I get to teach these life-long skills and build relationships with my students over toys. I get to dance, play BINGO and ride bikes on warm days. I get to see my kids’ faces light up brighter than the sun every Monday afternoon when I say “Okay, time to get in the pool.”
And perhaps just as important, I know my work is helping families. Mom can cook dinner because her son can entertain himself for 30 minutes with some of the activities we introduced at school. My students can go to the playground with siblings for the first time because we spent so many weeks practicing safe and appropriate behavior.
Seriously, I have the best job. – Carrie from Adapting for Autism
Adapted PE Teacher
Every day I get to help kids and young adults learn how to be physically active in ways they may not get at home due to their differing abilities, home life, social circle, etc. Most of my kids are unable to get to Special Olympics and other sport practices and events. I love celebrating the smallest of individual successes, even if that success is not repeated anytime soon after. I know that they have the potential to repeat that success again sometime in the future. I like finding creative ways to adapt and modify activities and equipment. No day is ever boring, even if it seems repetitive at times. One of the best things is that I learn from my students every day. – Cindy
I taught for 20 years, but now I homeschool my 6th grade son. It has been an amazing experience, and it has made such s difference for our family. My son has been able to discover how he learns best – and can take as much time as he needs to learn.

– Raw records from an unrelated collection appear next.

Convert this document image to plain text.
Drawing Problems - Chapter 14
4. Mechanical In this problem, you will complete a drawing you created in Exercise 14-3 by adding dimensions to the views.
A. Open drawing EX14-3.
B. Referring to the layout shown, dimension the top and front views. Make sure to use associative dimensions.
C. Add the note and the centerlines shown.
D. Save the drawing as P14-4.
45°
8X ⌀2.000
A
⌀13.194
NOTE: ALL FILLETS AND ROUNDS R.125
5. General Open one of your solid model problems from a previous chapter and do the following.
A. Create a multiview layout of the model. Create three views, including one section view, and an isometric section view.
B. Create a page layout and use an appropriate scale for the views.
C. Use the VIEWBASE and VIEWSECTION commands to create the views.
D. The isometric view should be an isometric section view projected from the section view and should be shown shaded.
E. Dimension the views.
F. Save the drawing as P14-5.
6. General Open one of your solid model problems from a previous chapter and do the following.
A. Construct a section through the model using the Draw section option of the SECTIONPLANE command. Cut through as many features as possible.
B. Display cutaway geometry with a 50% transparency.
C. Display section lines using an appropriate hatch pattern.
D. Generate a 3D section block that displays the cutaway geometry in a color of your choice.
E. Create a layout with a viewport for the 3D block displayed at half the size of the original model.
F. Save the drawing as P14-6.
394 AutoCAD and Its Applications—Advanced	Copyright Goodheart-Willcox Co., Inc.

I am also able to tailor the curriculum to his interests, so he is more engaged in his learning. It isn’t always easy, but it’s one of the best decisions I have made. – Amy from Amy Mezni
I love helping struggling students become successful readers. As a certified dyslexia practitioner, I get to work with some truly wonderful and talented kids who just need a different approach to help them achieve. Working 1:1 with children makes it possible for me to help them reach their goals. – Emily from Emily Gibbons The Literacy Nest
When I quit teaching to stay home with my three disabled children, I thought it would be a real loss as I loved teaching. Instead, I had the privilege of volunteering in each of my children’s classes every year, interacting with all kinds of kids and watching some real master teachers at work. Along the way, I began writing curricula for each of those teachers and tried it out with their kids. From this beginning, the Transition 2 Life and Daily Living Skills series was born to help mild-to-moderately affected special needs teens (and general education teens alike) learn the skills they need to become successful adults. And that said, my own kids are in college, or working towards being fully employed! My decision was a winner for us all! – Susan from Susan Traugh
Thank You Support Teachers!
No matter their specialty, we’d like to thank the teachers who contributed to this post, and all of the support teachers out there, for their dedication, patience, and expertise. Our kids make progress socially, emotionally, and academically because of these fantastic professionals.